This book claims to be part of the “Children of the World” series. Whew. That is so much better than “Children’s Everywhere.” No other book in the series so far has claimed “Children of the World,” but I am going to run with it.
Sia Lives on Kilimanjaro (originally Sia bor pa Kilimandjaro, 1958) is the story of a girl who lives wherever Kilimanjaro is in Africa. (Yes, yes, I know where it is. Do children?)
Sia lives in a sweet hut with her little sister Linga and little brothers Saika and Kitutu. She has another brother, Sariko, who is older than her and doesn’t let her forget it.

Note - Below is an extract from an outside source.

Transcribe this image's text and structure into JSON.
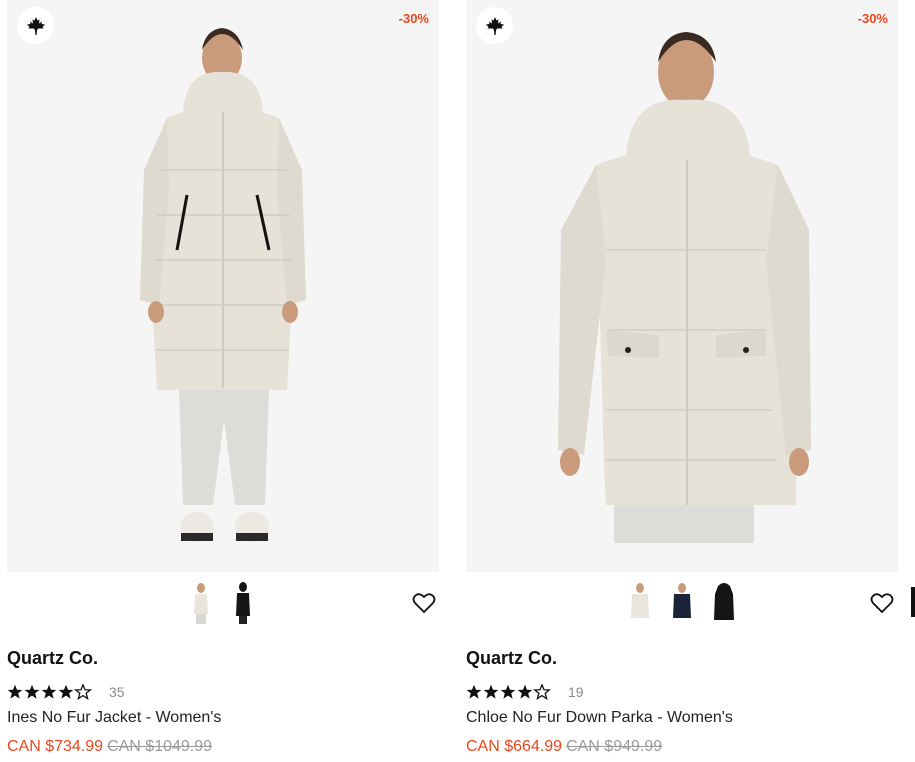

One day her parents dress up and desert the children so they can go see the king. They leave 8-year-old Sia to look after all the mess they’ve left behind. No wonder she ditches the kids and takes off after her brother, who also wants to go see the king.
They walk past elephants and giraffes (seems legit) in order to hitch-hike into town. Sariko lies and tells his sister that only boys are allowed to go. Jerk. Then why did her mom go? Sia doesn’t fall for his crap. She hitches into town too.

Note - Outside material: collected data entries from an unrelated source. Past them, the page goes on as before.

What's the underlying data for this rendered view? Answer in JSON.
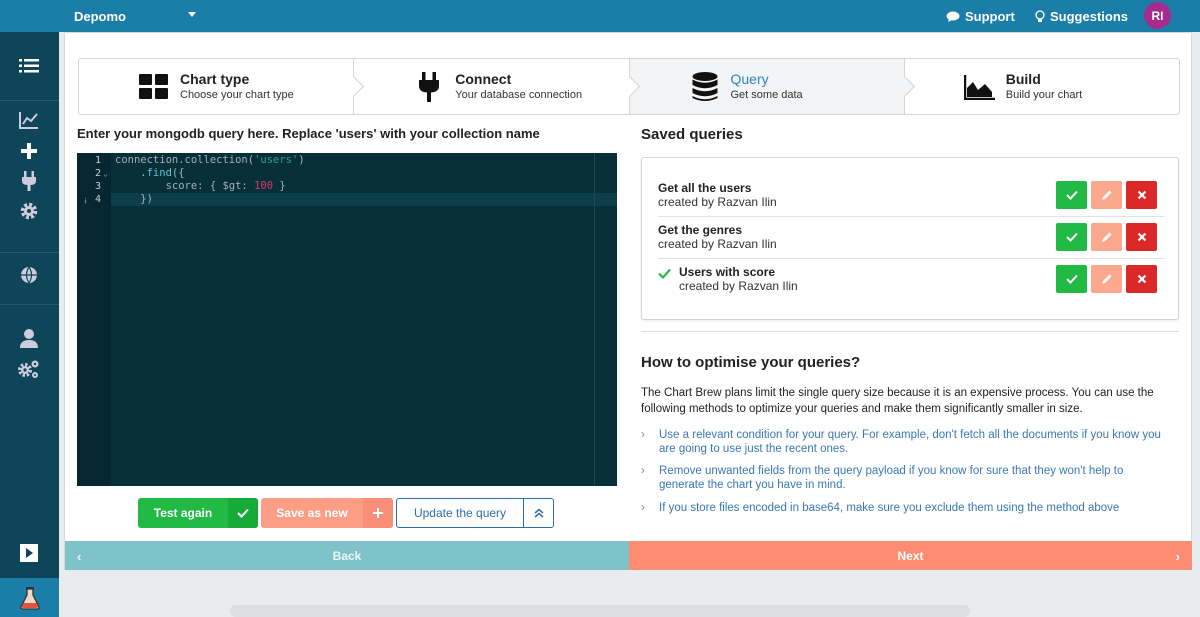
{
  "topbar": {
    "project": "Depomo",
    "support": "Support",
    "suggestions": "Suggestions",
    "avatar_initials": "RI"
  },
  "sidebar": {
    "icons": [
      "list-icon",
      "chart-icon",
      "plus-icon",
      "plug-icon",
      "gear-icon",
      "globe-icon",
      "user-icon",
      "gears-icon",
      "play-icon",
      "flask-icon"
    ]
  },
  "steps": [
    {
      "title": "Chart type",
      "description": "Choose your chart type",
      "icon": "grid-icon"
    },
    {
      "title": "Connect",
      "description": "Your database connection",
      "icon": "plug-icon"
    },
    {
      "title": "Query",
      "description": "Get some data",
      "icon": "database-icon",
      "active": true
    },
    {
      "title": "Build",
      "description": "Build your chart",
      "icon": "area-chart-icon"
    }
  ],
  "editor": {
    "title": "Enter your mongodb query here. Replace 'users' with your collection name",
    "line_numbers": [
      "1",
      "2",
      "3",
      "4"
    ],
    "lines": [
      "connection.collection('users')",
      "    .find({",
      "        score: { $gt: 100 }",
      "    })"
    ]
  },
  "buttons": {
    "test": "Test again",
    "save_new": "Save as new",
    "update": "Update the query"
  },
  "saved": {
    "title": "Saved queries",
    "queries": [
      {
        "name": "Get all the users",
        "created_by": "created by Razvan Ilin",
        "selected": false
      },
      {
        "name": "Get the genres",
        "created_by": "created by Razvan Ilin",
        "selected": false
      },
      {
        "name": "Users with score",
        "created_by": "created by Razvan Ilin",
        "selected": true
      }
    ]
  },
  "optimise": {
    "title": "How to optimise your queries?",
    "description": "The Chart Brew plans limit the single query size because it is an expensive process. You can use the following methods to optimize your queries and make them significantly smaller in size.",
    "tips": [
      "Use a relevant condition for your query. For example, don't fetch all the documents if you know you are going to use just the recent ones.",
      "Remove unwanted fields from the query payload if you know for sure that they won't help to generate the chart you have in mind.",
      "If you store files encoded in base64, make sure you exclude them using the method above"
    ]
  },
  "nav": {
    "back": "Back",
    "next": "Next"
  },
  "colors": {
    "topbar": "#1a7ea8",
    "sidebar": "#0e4559",
    "success": "#21ba45",
    "salmon": "#fc8d72",
    "danger": "#db2828",
    "link": "#3a78b4"
  }
}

Then she marches up to the king. Because security sucked in those days. She tells him that her brother is full of crap, and the king says he will speak with him. Burrrrrn. Of course, Mum and Pop are bummed that their kids disobeyed all their orders and left all the little kids alone to fend for themselves among the wild animals.
“We will not be too cross, for they are small, and this has been an exciting adventure,” says their mother. Right. Because that’s totally how it would go down.
Honestly, reading these books isn’t bad. It’s the trying to find anything good about them after reading them that is so tough.